Slow elasticsearch search performance

i have a eck operator based Elasticsearch cluster with 4 nodes - each with 6 cpu cores and 16 gb ram configured on eck operator.

Note:

  1. Configured ILM with alias, and have 3 index already created when max size is greater than 30 GB.
  2. Each index has 1 shard, and 3 replicas. so basically my shard size is 30 GB. I am using persistence storage to store the data.
  3. The data is pdf document contents, and its corresponding document embedding vectors created for lot of pdf documents with elasticsearch as the back end document store of a search application.

My issue is that the search performance is very slow and it takes more than 15 to 20 seconds, and when i have longer number of terms for search it takes 40 to 50 seconds.

Can you please suggest how to improve my search performance and make it less than 5 seconds and always same?

Note: for the same search term say "application performance limitations" I may get the search results in 15 seconds for first search, then 6 seconds when we query again due to request cache enabled. But after sometime searching the same term may take 30 seconds.

What are the strategies I can apply, should i reindex data to an index with more shards of smaller size, or reduce the segments using force merge api. what is the best way to make my search results faster.

Which version of Elasticsearch are you using?

Is your data immutable?

Are you using rollover together with ILM?

What is the retention period? How much data do you envision to have in the cluster?

How much data do you index per day? What is the expected search load?

Thank you Christian for your prompt help.

Please find the answers for your questions below:

Which version of Elasticsearch are you using?
[Mohamed Habibulla] I am using elasticsearch version 8.10.4

Is your data immutable?
[Mohamed Habibulla] Yes my data cannot be changed.

Are you using rollover together with ILM?

[Mohamed Habibulla] Yes I am using rollover along with ILM, once my index max size is 30gb, it creates a new index under the same alias.

What is the retention period? How much data do you envision to have in the cluster?

[Mohamed Habibulla] I had set a long retention period of more than 10 years. I expect there will be daily ingest or 100 to 200 pdf documents, and we envision about 0.5 million pdfs in another 5 years. This could be 1.5 tb of data(Content and embedding to be stored in elasticsearch)

How much data do you index per day? What is the expected search load?

[Mohamed Habibulla] I Expect 100 to 200 pdf documents per day. The expected search will be about 40 concurrent users, and about 2000 search requests per day. The user base is more than 20000 users.

I do not have a lot of experience optimizing vector serach, but will provide some suggestions based on what I have seen in the form so far. If I am incorrect I am sure someone will correct me, but it will give you something to work with for now.

How long does it take for an index to fill up and roll over?
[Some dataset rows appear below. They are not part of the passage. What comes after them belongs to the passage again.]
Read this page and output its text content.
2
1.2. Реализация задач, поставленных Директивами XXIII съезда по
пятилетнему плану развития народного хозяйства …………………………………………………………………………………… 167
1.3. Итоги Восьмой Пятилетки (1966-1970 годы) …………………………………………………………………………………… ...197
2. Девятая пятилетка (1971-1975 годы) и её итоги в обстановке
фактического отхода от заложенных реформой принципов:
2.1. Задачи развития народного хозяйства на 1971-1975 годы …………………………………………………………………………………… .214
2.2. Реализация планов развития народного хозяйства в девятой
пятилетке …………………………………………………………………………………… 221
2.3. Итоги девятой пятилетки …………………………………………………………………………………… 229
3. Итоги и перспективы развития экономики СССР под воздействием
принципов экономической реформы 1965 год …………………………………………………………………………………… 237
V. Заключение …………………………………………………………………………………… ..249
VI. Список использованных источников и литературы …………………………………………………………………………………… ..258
If this is relatively long it may make sense to lower it to maybe 10GB. This will give a higher shard count, which will allow more work to be done in parallel.
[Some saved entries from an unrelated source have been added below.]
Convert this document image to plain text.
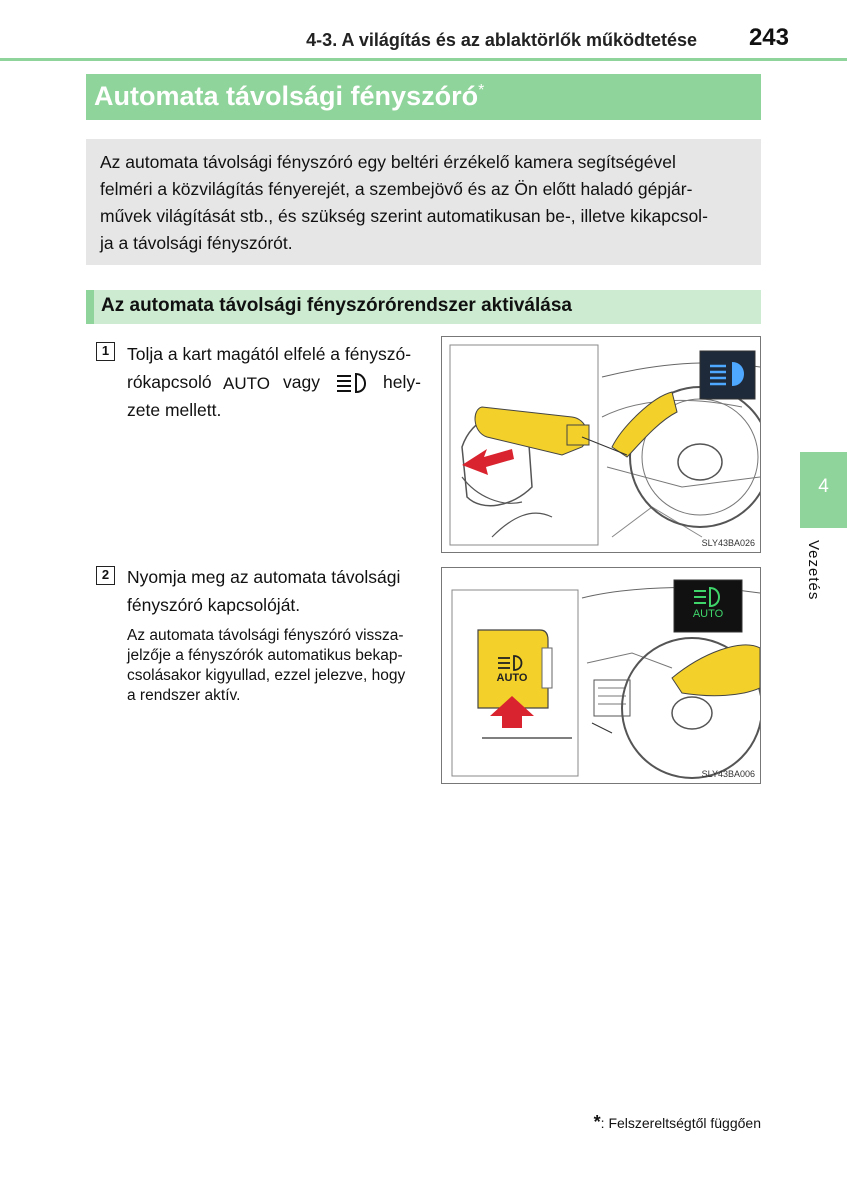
4-3. A világítás és az ablaktörlők működtetése 243
Automata távolsági fényszóró*
Az automata távolsági fényszóró egy beltéri érzékelő kamera segítségével
felméri a közvilágítás fényerejét, a szembejövő és az Ön előtt haladó gépjár-
művek világítását stb., és szükség szerint automatikusan be-, illetve kikapcsol-
ja a távolsági fényszórót.
Az automata távolsági fényszórórendszer aktiválása
1	Tolja a kart magától elfelé a fényszó-
rókapcsoló AUTO vagy	hely-
zete mellett.
SLY43BA026
2	Nyomja meg az automata távolsági
fényszóró kapcsolóját.
Az automata távolsági fényszóró vissza-
jelzője a fényszórók automatikus bekap-
csolásakor kigyullad, ezzel jelezve, hogy
a rendszer aktív.
AUTO
AUTO
SLY43BA006
4
Vezetés
*: Felszereltségtől függően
Having lots of replicas is recommended when you have a high query concurrency. Based on the number of searches you specified in your response this does not seem to apply to your use case, so I would recommend lowering it to 1 replica shard. This will result in each node holding less data, which means you may be able to make better use of your operating system page cache.

I believe vector search performance improves with a lower segment number, so I would recommend forcemerging your index down to a single segment as soon as possible after it has rolled over in your ILM policy.

As your data set already is larger than your operating system page cache, disk I/O might become a bottleneck. To reduce this make sure you are using very fast storage, ideally local SSDs. You can also increase the amount of RAM available to Elasticsearch while keeping the heap size as is, as this will increase the size of the page cache.

Thanks Christian. I’ll work on the suggestions and keep you posted.

This topic was automatically closed 28 days after the last reply. New replies are no longer allowed.